Unifed currently utilises two forms of machine learning:

  1. A spam detection filter.
  2. A text toxicity classifier.

The spam detection models are created and trained in this package, whereas the text toxicity classifier utilises the pre-trained @tensorflow-models/toxicity model.

Spam Detection

The majority of the code in this package is for training a spam detection model.

  1. Training data located in the data directory is converted into a common form, using the parsers located in src/parsers.

  2. The training data is then tokenized, using src/tokenizer.ts.

  3. A tensor is created using this data with the code in src/tensor.ts.

  4. The models used in src/models are trained with the data.

src/train.ts provides a command line utility for training the models, whereas src/test-model.ts provides a command line utility for for accessing the performance of models.

An API to utilise the models is exposed in src/index.ts, which can be used by other packages.

Training Data

Training data is located in the data directory.
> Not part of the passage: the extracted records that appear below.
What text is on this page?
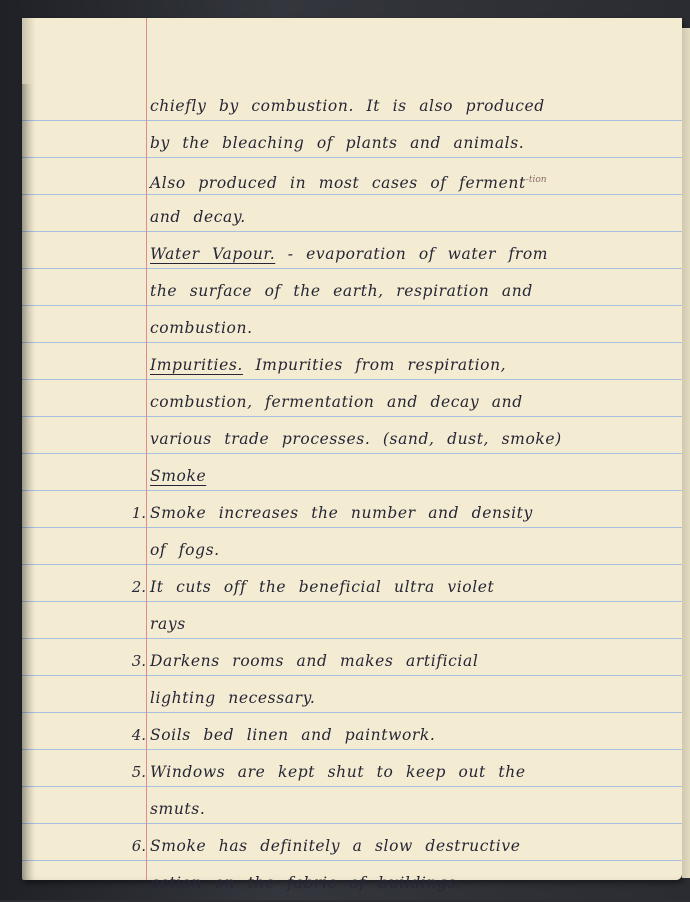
chiefly by combustion. It is also produced
by the bleaching of plants and animals.
Also produced in most cases of ferment$^{-tion}$
and decay.
Water Vapour. - evaporation of water from
the surface of the earth, respiration and
combustion.
Impurities. Impurities from respiration,
combustion, fermentation and decay and
various trade processes. (sand, dust, smoke)
Smoke
1. Smoke increases the number and density
of fogs.
2. It cuts off the beneficial ultra violet
rays
3. Darkens rooms and makes artificial
lighting necessary.
4. Soils bed linen and paintwork.
5. Windows are kept shut to keep out the
smuts.
6. Smoke has definitely a slow destructive
action on the fabric of buildings.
The sources for the training data are as follows:

Models

The models used have been taken from the following sources:

  • dense (trained) - Source
  • dense-pooling (trained) - Source
  • twilio-dense (trained) - Source
  • lstm (not trained) - Source
  • bi-directional-lstm (not trained) - Source

Some models have not been trained, as we did not have the computing resources to do so in a reasonable amount of time. Training and evaluating these would be an interesting project extension.

Artifacts

The models directory contains the trained models. All configuration information is stored within here. These models take time to train and are checked into the repository.

The meta directory contains statistics about the training data, used in the report. This directory is not committed, as it contained hundreds of thousands of lines.

Development and Evaluation

A detailed report outlining the development and evaluation of the spam detection filter is available in both the 3rd and 4th deliverables.

Text Toxicity

The text toxicity classifier utilises the pre-trained @tensorflow-models/toxicity model.

This package provides a simple API around the model in order to classify single pieces of text.